Todas las acciones del film tienen su justificación en estos ingenuos planteamientos. El Dr. Ling busca el amor, ya que desde niño fue repudiado por su fealdad, tanto por padres como por vecinos, amigos y hasta por el gato. La parte en que el Dr. Ling cuenta su patético pasado pretende con tanta intensidad conmovernos el corazón que incita a las carcajadas, pues nos hace ver que en el fondo el Dr. Ling no es más que un niño que no ha crecido, y que su insensibilidad ante las mujeres, sus deseos desmedidos de amor primero y de venganza después, responden a una inestabilidad emocional que es la de los grandes psicópatas megalómanos de los tebeos antiguos y de la serie Z de pasadas décadas. La interpretación de los actores suele ser llana, pero efectiva, sobre todo por parte de Linares-Rivas, que sabe sobreponerse a la máscara y deambular entre la ñoñería sentimental y la maldad carpetovetónica con notable acierto. Frente a él, y como no podía ser menos, destaca la presencia desenvuelta y llena de encanto de la trágica y dulce Miroslava Stern, cuya expresividad y saber estar garantizan, cuanto menos, el aliciente de belleza añadida que no viene mal a ninguna película de terror.

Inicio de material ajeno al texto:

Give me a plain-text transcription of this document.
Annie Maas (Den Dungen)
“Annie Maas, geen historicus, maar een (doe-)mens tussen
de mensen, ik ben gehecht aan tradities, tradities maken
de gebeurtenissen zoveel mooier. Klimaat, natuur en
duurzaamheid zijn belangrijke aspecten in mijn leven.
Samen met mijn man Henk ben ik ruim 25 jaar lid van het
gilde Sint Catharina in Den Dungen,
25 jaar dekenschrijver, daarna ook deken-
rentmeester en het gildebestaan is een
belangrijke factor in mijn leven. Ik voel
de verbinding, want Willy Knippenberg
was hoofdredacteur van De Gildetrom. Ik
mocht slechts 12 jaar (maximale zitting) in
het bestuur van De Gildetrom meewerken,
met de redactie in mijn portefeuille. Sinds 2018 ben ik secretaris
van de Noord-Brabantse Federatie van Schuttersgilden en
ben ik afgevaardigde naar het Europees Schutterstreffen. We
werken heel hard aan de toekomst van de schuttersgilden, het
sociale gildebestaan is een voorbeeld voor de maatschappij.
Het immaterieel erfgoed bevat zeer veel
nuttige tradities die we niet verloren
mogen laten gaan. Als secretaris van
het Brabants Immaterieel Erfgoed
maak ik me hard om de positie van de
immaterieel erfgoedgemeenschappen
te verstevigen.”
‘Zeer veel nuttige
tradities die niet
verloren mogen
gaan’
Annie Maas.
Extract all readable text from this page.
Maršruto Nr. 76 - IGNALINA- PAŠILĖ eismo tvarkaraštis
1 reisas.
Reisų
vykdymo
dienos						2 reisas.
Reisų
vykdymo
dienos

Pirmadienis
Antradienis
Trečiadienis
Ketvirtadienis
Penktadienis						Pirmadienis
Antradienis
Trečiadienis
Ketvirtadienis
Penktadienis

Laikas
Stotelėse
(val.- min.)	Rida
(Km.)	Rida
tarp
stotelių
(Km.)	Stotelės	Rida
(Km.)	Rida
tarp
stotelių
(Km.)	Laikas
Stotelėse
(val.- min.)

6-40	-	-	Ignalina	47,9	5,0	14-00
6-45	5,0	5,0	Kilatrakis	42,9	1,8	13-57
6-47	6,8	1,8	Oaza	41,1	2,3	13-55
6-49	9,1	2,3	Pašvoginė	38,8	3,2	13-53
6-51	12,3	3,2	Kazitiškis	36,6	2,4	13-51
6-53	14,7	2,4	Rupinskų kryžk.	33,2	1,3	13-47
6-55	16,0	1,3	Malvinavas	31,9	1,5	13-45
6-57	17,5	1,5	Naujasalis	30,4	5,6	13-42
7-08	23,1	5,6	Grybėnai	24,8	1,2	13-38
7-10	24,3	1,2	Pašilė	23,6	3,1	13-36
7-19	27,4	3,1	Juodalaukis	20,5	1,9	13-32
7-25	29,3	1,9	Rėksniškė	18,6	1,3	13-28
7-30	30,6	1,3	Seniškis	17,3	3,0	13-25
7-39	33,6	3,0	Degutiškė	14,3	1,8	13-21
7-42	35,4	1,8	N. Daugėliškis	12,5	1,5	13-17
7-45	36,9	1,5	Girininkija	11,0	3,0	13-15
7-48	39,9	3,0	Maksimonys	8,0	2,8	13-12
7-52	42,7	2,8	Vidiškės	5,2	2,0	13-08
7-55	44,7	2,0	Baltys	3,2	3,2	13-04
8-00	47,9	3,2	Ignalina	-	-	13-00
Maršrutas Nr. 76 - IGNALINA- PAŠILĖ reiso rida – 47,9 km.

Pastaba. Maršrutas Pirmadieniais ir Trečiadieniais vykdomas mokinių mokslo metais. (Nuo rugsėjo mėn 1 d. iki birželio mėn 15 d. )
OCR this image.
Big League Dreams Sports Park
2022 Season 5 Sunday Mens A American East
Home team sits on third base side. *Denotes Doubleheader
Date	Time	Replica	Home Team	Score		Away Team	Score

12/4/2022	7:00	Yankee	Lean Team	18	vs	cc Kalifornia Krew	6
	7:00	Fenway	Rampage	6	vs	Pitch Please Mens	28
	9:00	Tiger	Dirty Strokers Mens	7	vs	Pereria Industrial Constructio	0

La película transcurre en una ciudad centroeuropea recreada en los estudios Churubusco de México, por lo que todo el film tiene ese profundo encanto de sublime mentira, de fantasía geográfica y cultural, que adorna más que lastra algunas películas clásicas del cine mexicano. No sólo en Hollywood eran buenos para inventar Casablancas neblinosas de cartón piedra más falsas que un dólar de tres caras, pero enormemente sugestivas. A este detalle se le une la rica interrelación de acentos distintos de la lengua española: el castellano mexicanizado del español Linares-Riva, el español con cadencia europea de la checoslovaca Miroslava Stern (que aprendió a hablar muy bien el español, idioma en el que nunca perdió un tonito europeo que la hacía tan exótica) o el español con fuerte acento germano del alemán Ferdinand “Fernando” Wagner, y entre ellos los mexicanos Carlos Navarro y Alberto Mariscal (éste último nacido en Chicago). Toda este conjunto de amalgamas (europeísmo de estudio mexicano, acentos diversos, pastiche argumental…) convierten a esta película en un extraño pero sugestivo artefacto cinematográfico donde destaca, principalmente, la fuerza visual de toda la producción, desde la fotografía de Víctor Herrera a los decorados diseñados por Gunther Gerszo y Mario Padilla, que alcanzan lo verdaderamente sublime en los interiores de la mansión del atormentado Herman Ling, cuya máscara monstruosa (responsabilidad de Armando Meyer) no ha perdido con el tiempo ni un ápice de su encanto o capacidad de generar repulsión.